Le risque grec n'est pas totalement levé

le 22/02/2012 L'AGEFI Quotidien / Edition de 7H

Dans le meilleur des cas, la dette grecque restera à 120,5% du PIB en 2020

Intervention d’Evangelos Venizelos, le ministre grec des Finances, le 21 février à Athènes. Photo: Kostas Tsironis/Bloomberg

Même si les marchés ont bien réagi, les économistes sont encore sceptiques sur l’accord signé à l’arraché par les Européens hier matin. Ils sont nombreux à saluer l’annulation de 53,5% de la dette grecque détenue par les créanciers privés, d’autant que les banques ont déjà provisionné cette perte. Cependant, ils restent très inquiets sur le niveau de participation à l’échange de dette et sur les capacités de la Grèce, au bord de l’asphyxie, à se réformer et à renouer avec la croissance.

«Même si tous les créanciers participaient au PSI, l’opération serait inutile si la Grèce ne renouait pas avec la croissance. Or, il manque malheureusement de mesures concrètes pour la soutenir à court terme», commente Frederik Ducrozet, économiste chez Crédit Agricole. Les Européens, qui ont demandé au pays de couper de nouveau dans les emplois publics, de baisser le coût du travail de 15% en trois ans et de gagner 19 milliards d'euros en deux ans via des privatisations, tablent pourtant sur un retour à la croissance en 2014, selon Reuters.

En échange de 130 milliards d'euros, ils ont demandé aux créanciers privés de prendre davantage de perte pour que la dette soit ramenée à 120,5% du PIB d’ici à 2020 alors qu’en octobre, Bruxelles tablait sur 120%. Sans cet effort supplémentaire, la dette n’aurait pas été ramenée en dessous de 129% du PIB en 2020. Il faut dire que «les réformes structurelles tardent à être mises en place», expliquent les experts de la Troïka dans le rapport sur la soutenabilité de la dette.
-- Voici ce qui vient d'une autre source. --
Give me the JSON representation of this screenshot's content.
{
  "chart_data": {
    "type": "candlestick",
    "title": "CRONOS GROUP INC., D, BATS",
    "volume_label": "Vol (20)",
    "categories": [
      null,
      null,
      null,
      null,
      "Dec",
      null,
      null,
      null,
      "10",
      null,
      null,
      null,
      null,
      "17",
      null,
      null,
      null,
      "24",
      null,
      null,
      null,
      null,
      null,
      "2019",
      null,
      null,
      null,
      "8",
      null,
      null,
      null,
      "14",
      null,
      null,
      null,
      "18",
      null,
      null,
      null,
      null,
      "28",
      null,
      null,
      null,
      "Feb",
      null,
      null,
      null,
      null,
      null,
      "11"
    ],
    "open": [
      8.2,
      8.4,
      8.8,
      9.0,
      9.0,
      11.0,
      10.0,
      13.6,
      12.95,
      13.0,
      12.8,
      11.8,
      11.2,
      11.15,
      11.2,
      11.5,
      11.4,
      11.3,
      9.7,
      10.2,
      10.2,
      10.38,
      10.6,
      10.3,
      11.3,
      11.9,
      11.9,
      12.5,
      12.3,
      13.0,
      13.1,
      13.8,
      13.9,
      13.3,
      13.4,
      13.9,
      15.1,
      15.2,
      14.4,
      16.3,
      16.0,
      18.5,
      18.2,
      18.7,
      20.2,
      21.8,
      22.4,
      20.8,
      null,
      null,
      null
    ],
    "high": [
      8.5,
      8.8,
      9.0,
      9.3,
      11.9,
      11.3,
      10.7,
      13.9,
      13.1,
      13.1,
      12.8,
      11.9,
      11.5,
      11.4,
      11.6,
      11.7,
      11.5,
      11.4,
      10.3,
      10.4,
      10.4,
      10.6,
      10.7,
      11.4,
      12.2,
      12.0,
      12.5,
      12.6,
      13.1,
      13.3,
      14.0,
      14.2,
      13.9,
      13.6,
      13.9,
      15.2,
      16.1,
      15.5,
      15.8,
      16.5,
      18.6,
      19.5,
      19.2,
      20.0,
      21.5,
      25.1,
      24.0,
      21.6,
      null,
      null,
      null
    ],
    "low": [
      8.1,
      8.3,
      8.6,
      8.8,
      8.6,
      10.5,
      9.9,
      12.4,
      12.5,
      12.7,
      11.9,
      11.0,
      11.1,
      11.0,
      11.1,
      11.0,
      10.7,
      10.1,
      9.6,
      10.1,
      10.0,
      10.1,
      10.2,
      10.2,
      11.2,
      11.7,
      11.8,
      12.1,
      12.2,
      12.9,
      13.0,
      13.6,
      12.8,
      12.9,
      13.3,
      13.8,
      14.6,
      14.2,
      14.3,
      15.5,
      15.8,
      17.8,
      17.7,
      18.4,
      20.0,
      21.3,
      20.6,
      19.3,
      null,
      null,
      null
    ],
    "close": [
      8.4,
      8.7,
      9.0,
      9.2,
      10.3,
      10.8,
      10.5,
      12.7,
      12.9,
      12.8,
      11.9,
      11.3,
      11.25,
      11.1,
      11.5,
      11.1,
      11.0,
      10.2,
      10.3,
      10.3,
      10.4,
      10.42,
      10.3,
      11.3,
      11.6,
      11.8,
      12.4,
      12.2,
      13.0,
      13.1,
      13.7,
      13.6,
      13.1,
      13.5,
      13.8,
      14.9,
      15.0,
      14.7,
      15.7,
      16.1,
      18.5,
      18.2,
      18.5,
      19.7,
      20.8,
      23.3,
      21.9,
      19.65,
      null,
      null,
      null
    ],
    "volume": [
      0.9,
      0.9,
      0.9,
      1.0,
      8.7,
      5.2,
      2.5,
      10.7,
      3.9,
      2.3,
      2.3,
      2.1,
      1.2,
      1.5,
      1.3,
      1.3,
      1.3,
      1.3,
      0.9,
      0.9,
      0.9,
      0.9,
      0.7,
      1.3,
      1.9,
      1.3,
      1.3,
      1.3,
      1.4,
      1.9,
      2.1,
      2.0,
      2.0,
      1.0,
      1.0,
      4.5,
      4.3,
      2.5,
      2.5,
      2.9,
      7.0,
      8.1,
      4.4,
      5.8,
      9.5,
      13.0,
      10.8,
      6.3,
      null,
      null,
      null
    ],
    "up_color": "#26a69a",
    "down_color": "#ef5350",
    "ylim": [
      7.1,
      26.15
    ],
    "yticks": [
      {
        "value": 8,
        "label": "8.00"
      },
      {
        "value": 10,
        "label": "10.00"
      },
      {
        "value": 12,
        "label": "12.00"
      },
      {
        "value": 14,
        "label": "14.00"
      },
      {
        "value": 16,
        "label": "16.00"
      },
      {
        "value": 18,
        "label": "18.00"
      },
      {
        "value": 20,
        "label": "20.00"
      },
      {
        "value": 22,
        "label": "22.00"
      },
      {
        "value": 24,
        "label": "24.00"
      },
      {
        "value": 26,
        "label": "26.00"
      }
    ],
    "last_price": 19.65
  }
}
En 2011, l’économie grecque a reculé à -6% du PIB en 2011 (contre -5,5% prévu) et les besoins de recapitalisation ont augmenté à 50 milliards d’euros (contre 40 milliards escomptés). Pour 2012, la Grèce anticipe désormais un déficit budgétaire de 6,7% du PIB, contre un objectif précédent de 5,4%. «La dévaluation interne nécessaire à la restauration de la compétitivité grecque débouche sur un ratio de dette sur PIB plus élevé à court terme», reconnaît le rapport daté du 15 février.

En plus de l’augmentation de la décote, les Européens ont donc décidé de réduire leur marge sur les prêts accordés dans le cadre du premier plan de sauvetage à 150 points de base, ce qui devrait réduire le ratio de dette sur PIB de 2,8 points de pourcentage d’ici à 2020. La redistribution des profits du programme de rachats d’actifs de la BCE (SMP) est aussi censée abaisser le ratio de dette à 1,8 point de pourcentage d’ici à 2020, selon l’Eurogroupe.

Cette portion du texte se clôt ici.